Parte 1 — Lula 3: Impasse na periferia do capitalismo

Parte 2 – Viagem às mutações do capitalismo brasileiro
Parte 4 — Dependência, Desigualdade e… Ditadura
Parte 5 — Lula e a esquerda em seu torvelinho

4- O caráter estrutural do Padrão de Desenvolvimento Liberal-Periférico (PDLP)

Para além das diversas conjunturas internacionais, dos distintos regimes de política macroeconômica que se sucederam e das diferentes composições do Bloco no Poder, em cada momento e governo, o Padrão Liberal-Periférico (1990-2023), que acompanha a atual forma de dependência, se manteve e, mais recentemente, com os Governos Temer e Bolsonaro, se aprofundou mais ainda. Durante a sua vigência, o PDLP implicou mudanças estruturais profundas no capitalismo dependente brasileiro.

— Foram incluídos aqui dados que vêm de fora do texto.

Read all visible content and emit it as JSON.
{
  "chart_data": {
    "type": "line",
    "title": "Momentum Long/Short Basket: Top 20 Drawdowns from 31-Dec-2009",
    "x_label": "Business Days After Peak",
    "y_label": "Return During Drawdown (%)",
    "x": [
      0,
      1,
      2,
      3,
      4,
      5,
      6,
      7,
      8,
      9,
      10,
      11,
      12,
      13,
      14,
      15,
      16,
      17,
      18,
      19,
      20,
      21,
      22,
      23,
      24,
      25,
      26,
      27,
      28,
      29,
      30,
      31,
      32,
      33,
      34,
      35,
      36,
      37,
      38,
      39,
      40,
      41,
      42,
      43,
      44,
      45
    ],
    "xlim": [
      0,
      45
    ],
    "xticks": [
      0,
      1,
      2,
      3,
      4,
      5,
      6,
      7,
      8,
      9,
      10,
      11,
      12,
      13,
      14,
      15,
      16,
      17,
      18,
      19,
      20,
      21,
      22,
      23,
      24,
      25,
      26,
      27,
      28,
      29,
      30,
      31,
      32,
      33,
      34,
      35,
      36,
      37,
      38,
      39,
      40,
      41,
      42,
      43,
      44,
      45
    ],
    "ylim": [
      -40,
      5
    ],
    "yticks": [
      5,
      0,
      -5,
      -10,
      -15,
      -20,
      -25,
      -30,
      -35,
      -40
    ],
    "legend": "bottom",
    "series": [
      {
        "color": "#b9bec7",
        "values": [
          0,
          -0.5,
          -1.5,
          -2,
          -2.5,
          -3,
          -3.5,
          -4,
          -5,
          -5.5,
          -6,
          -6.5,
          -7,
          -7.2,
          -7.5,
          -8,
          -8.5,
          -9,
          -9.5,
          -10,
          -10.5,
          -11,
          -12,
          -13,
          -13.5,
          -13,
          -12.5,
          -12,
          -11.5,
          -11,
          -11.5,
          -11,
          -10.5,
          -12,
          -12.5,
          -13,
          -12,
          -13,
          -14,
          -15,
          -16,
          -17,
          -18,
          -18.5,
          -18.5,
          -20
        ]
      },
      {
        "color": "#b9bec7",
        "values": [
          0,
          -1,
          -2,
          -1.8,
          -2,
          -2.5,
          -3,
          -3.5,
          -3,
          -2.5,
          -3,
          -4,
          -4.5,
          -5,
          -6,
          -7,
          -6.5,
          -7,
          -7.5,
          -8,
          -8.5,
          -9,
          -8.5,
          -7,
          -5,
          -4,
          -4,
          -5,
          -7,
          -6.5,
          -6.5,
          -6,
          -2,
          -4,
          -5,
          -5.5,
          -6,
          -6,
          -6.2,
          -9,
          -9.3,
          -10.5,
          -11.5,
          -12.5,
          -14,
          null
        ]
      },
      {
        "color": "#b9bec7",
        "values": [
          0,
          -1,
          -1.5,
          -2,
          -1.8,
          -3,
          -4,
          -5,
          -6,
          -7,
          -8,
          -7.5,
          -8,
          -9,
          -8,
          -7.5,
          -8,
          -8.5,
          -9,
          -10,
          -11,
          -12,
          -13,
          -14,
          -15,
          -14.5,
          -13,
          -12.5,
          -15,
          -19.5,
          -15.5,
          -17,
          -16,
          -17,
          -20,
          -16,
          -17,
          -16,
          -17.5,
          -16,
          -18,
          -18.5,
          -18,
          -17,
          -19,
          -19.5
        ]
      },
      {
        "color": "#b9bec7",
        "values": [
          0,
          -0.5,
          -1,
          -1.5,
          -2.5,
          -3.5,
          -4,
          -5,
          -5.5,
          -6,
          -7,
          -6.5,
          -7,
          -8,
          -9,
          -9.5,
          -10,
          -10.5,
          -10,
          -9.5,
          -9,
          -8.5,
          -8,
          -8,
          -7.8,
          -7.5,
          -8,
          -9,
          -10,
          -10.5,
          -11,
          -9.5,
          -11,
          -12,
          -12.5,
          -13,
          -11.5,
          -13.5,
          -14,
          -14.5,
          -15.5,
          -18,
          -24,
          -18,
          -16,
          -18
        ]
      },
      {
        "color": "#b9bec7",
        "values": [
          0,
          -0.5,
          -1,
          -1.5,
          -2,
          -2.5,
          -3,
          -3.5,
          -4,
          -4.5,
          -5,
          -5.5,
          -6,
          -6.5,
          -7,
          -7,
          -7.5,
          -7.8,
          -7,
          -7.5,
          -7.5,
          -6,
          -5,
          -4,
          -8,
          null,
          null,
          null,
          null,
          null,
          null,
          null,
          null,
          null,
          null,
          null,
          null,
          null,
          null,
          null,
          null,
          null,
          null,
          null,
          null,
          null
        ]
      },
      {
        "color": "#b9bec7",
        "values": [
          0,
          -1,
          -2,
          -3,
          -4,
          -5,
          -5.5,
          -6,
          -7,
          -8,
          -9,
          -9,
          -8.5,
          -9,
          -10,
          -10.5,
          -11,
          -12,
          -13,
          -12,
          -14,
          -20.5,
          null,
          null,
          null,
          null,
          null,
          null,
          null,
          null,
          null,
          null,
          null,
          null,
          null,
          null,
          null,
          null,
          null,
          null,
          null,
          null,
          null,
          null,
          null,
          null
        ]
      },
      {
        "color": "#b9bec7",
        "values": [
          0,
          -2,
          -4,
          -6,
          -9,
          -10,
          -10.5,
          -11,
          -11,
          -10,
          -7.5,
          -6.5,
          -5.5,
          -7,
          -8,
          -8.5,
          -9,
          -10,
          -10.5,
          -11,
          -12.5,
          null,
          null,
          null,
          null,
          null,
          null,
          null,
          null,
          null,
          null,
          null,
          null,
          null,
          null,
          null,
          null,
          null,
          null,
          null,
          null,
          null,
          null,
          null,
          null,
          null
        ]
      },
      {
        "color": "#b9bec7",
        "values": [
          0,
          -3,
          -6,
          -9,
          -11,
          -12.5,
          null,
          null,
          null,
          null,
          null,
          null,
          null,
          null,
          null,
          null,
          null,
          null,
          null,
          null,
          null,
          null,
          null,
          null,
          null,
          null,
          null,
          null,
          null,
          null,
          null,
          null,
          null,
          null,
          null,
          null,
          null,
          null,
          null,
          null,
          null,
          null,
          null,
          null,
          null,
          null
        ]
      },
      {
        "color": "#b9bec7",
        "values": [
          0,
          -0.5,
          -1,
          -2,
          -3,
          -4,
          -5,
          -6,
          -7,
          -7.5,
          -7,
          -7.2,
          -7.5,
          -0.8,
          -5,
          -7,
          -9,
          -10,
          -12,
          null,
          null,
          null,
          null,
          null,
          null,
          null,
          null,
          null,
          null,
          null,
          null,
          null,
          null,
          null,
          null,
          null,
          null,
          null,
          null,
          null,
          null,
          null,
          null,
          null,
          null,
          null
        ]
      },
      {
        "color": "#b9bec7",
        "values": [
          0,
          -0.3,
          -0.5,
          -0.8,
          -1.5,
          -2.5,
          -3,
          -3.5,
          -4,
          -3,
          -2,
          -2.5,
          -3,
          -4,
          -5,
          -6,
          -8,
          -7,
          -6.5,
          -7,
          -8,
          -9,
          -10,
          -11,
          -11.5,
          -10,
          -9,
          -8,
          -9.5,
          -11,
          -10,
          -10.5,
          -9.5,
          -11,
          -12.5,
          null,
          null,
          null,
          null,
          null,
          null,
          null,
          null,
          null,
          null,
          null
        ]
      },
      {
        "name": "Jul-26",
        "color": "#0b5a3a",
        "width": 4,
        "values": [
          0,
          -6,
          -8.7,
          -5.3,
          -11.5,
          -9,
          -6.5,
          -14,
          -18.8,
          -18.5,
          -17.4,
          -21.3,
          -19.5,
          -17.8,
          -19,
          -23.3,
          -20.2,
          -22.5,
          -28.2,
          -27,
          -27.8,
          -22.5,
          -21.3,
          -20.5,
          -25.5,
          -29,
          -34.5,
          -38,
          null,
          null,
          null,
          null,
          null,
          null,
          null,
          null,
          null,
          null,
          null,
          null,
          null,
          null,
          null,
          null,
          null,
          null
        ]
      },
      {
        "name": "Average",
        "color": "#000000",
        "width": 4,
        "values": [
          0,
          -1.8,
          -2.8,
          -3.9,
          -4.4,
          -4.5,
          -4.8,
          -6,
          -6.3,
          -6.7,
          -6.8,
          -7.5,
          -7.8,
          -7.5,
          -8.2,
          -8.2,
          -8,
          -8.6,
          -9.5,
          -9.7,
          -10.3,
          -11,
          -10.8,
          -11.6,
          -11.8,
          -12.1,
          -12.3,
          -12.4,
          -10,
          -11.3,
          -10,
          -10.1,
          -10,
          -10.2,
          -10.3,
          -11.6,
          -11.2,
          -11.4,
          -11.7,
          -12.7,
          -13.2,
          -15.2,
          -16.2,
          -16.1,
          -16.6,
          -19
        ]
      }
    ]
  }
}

Do ponto de vista da relação capital-trabalho, o PDLP implicou a desestruturação e desregulação do mercado de trabalho (com a redução dos direitos trabalhistas), a difusão da terceirização, precarização do trabalho e o surgimento de novas formas disfarçadas de assalariamento (com a uberização do trabalho, o capitalismo de plataformas), a redução do assalariamento formalizado (protegido), a fragilização dos sindicatos e uma crescente informalidade (Druck, Filgueiras: 2018). Apesar de, no período de crescimento do governo Lula, o trabalho formal ter voltado a crescer, com a ampliação da política social e a consolidação da política focalizada de combate à pobreza. Em suma, na esteira do enfraquecimento das lutas dos trabalhadores e de fragilização dos sindicatos, viu-se o surgimento de novas formas ampliadas de superexploração do trabalho e manutenção/ampliação da concentração de renda, da riqueza financeira e da propriedade fundiária (rural e urbana).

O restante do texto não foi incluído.